Spoiler alert. I tire of alerting my readers of spoilers; the lion’s share of my future Substack posts will consist of my philosophical engagement with literature and art. My blog posts, truth be told, are written for my own benefit. Any utility derived therefrom by my readers is absolutely secondary. As the line in Rush’s Anthem goes, “Yet it was for me not you. I came to write this song.”
TL;DR: spoilers should be assumed moving forward.
Injustice is a favorite DC animated movie among many libertarians. The plot describes Superman’s rapid descent from do-gooder to a tyrannical man of the system, in Smithian terms, or a global leviathan, in Hobbesian ones. Why does the American Man of Steel decide to emulate the real-life Soviet “man of steel”? Grief: Joker tricks Clark Kent into killing Lois Lane and detonating a thermonuclear warhead in Metropolis, evaporating 11 million people instantaneously. Clark blames Batman’s deontological commitment to never kill as responsible for Joker being alive to orchestrate his scheme, and, more broadly, the problem of evil stubbornly refusing to disappear from the planet. Superman then takes it upon himself to eradicate all violence from the face of the planet with… overwhelming force. He chalks up casualties incurred and unjust means as necessary to arrive at his end: world peace.

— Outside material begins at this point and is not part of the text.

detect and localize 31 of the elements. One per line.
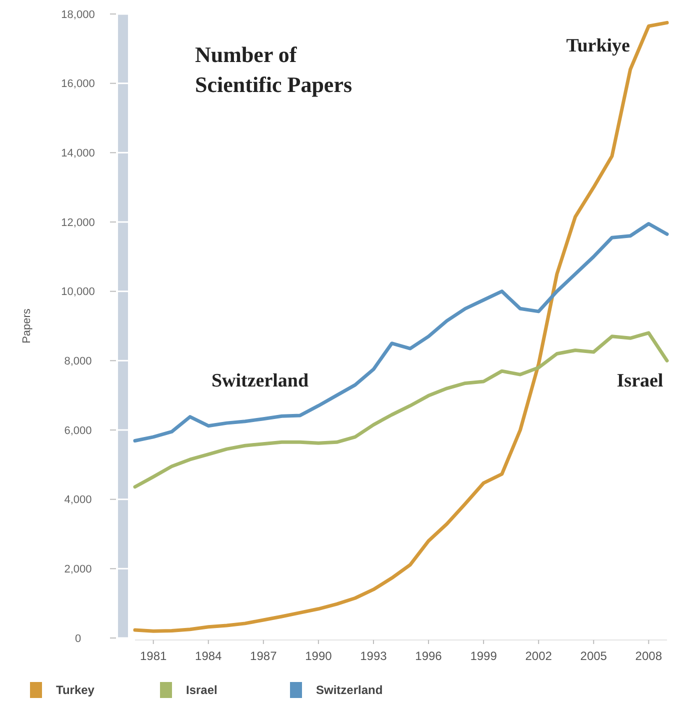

A decidedly utopian vision, as it never comes to pass, nor can it.
When ideating plans for a better future, one mustn’t ignore the switching costs that will be incurred when moving from one state to another. The political order, just like the economic one, is a dynamical system. A stable, static equilibrium will never come to pass. Therefore, one ought to be supremely circumspect (read: must not) when justifying admittedly evil means to achieve a just end. There is no end of history; there is no end state for the system of the world.
Needless to say, authoritarians of all stripes—high-modernists, fascists, theocrats, technocrats, communists, and socialists—would do well to remember that the road to hell is paved with good intentions. But so would libertarians. Although the system for which libertarians advocate is just, unlike its authoritarian counterparts, the means employed to arrive at this system can be equally unjust. The moral costs1 incurred from forcibly moving from a state of injustice to one of justice can be as great or greater than the injustice of the present system.
I, for one, will abstain from being a systemitizer. Instead, I endeavor to practice those virtues necessary to achieve my values in whatever system I happen to find myself in.
I have yet to come up with a wittier, pithier phrasing. Apologies.